Justice League: Secret Origins I

Justice League: Secret Origins I 
[Season 1 – Episode 1]

Humans have finally set foot on Mars, and what starts as a scientific mission, soon becomes one of the worst menaces Earth has ever faced, when the explorers accidentally unleash a great evil hidden deep within the red planet.

Cut to two years later in Metropolis, where Batman follows the trail of a group of scientists. The situation quickly gets out of control when the individuals start displaying inhuman abilities, and not even with the help of Superman, can the Dark Knight prevent the mysterious beings from making their escape.


While this is happening, public opinion is divided regarding Superman's offer to help more aggressively with peace efforts, and even fellow heroes like Flash believe the Man of Steel can't save everyone.

Things escalate when Superman finds Batman unconscious after being attacked by the same beings they fought before, and Metropolis becomes ground zero for an alien onslaught. To make everything worse, Superman is subject to painful mental attacks by an unknown party.


Far away, on a remote island, Queen Hippolyta and her daughter Diana argue about the coming darkness that threatens the world. While the Princess feels they should do something to help humanity, the Queen decides that no action shall be taken, and that the gods will keep their home island safe.

The World's Finest duo tracks the source of the attacks on Superman's mind: it's an alien form that has been held captive in a high-security facility; this was not an attack, but a psychic cry for help. The alien's name is J'onn J'onzz, a shape-shifter who is trying to prevent a global-scale invasion of Earth by beings from another world.


Superman and Batman free J'onn from his prison, but when they leave the facility to alert everyone, they are surrounded by the military, in actuality, an army of aliens posing as humans. The invasion has begun!

To be continued…

Sunday, July 28, 2013

Show: Captain America (1966)

“Captain America” was part of the Canadian-American produced animated television show “The Marvel Super Heroes” that originally ran from September to December of 1966. Cap’s cartoons aired on Mondays as a 30-minute program with three segments of seven minutes each, and told the adventures of Steve Rogers during World War II and also during "modern" times after he was awaken from his decades-long slumber under the ice.

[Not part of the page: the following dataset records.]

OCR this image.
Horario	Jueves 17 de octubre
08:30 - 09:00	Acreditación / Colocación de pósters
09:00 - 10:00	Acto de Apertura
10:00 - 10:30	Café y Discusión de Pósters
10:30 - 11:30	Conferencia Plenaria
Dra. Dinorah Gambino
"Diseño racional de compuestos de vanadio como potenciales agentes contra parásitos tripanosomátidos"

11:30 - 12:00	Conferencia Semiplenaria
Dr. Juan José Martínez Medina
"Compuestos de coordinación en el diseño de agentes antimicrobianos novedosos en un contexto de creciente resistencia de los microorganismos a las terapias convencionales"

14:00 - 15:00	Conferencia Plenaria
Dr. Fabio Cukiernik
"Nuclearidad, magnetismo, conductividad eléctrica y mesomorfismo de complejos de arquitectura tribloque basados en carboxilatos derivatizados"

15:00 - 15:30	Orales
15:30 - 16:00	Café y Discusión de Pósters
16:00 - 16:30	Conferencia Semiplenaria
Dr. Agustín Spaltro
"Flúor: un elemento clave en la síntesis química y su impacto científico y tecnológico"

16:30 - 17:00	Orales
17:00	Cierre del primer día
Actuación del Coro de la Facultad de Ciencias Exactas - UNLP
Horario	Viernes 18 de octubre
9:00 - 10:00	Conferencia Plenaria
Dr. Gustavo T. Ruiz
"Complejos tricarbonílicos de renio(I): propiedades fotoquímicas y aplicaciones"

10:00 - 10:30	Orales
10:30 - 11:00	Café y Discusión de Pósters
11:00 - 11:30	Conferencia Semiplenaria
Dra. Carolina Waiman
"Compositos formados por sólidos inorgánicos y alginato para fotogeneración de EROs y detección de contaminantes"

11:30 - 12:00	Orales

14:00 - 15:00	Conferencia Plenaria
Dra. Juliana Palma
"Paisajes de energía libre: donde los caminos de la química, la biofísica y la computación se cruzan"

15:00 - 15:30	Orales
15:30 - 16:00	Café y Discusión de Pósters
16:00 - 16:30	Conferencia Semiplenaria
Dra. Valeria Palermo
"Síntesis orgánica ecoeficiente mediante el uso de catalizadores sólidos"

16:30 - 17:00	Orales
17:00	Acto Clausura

Captain America Title Card

Grantray-Lawrence Animation was the studio that produced the 39 segments in 13 episodes.  Using images taken from the actual comic books via Xerography, the artists later gave the cels a limited animation treatment, such as movement of lips, eyes, and extremities.

“Captain America” featured not only the star-spangled hero, but also his sidekick Bucky, and later on, several members of the Mighty Avengers. The super-villain line-up included among others Baron Zemo, the Adaptoid, the Melter, and of course, Red Skull.

Captain America and Bucky celebrate their first victory as a team

This low-budget production is oftentimes subject to criticism, and even made fun of, especially when compared to today’s animation and modern storytelling style. Despite this, none of the shows ever since have been able to capture the essence of the comic books they were based on in such a pure manner.

Of the five "Marvel Super Heroes" shows, my favorite is definitely "Captain America," not only because it was the most charged with emotion, drama, and action, but also because it frequently featured the Avengers, and had the catchiest theme song ever... a topic that deserves its own blog entry.

Captain America, the Sentinel of Liberty

Friday, July 26, 2013

Super Cartoons: Introduction

Saturday mornings, the best part of the week. Even before I discovered the comic books that would eventually become my obsession, the earliest memory I have of superheroes is that of Saturday morning cartoons. It was 1980, but even today there are two sounds that are still vivid in my mind from those innocent times: the starry scene transition accompanied by "Meanwhile at the Hall of Justice," and the morphing "Wonder Twin powers: activate!" fist bump effect. That's right, SuperFriends was my first exposure to characters and stories I would cherish for the rest of my life.

Meanwhile, at the Hall of Justice...

A couple of years later, I would be introduced to Spider Man and his Amazing Friends, which opened a whole new universe for me; the Marvel heroes were the competition to DC's SuperFriends, but I quickly found them just as fun and charming. As time passed, re-runs of older shows from the 70's and even the late 60's expanded my fascination for superheroes, until inevitably I came across comic books, and the rest is history.

Spider-Man and his Amazing Friends

Then came the 90's, and with them the birth of the DC Animated Universe and the explosion of Marvel TV shows that X-Men ignited and has not stopped since. These newer shows were less campy than their predecessors, and characterization became a huge ingredient of the productions, just like it happened in comic books.

Superheroes not only protect those in need, save the helpless, and fight the evildoers; they transport us to worlds beyond reality, and immerse us in adventures that deep inside we all wish we could be a part of. This blog is a homage to the hundreds and hundreds of tales the art of animation has given us over the decades starring the characters of DC and Marvel. Amazing, fantastic, legendary, world's greatest or mightiest; whatever we want to call them, Superheroes rule!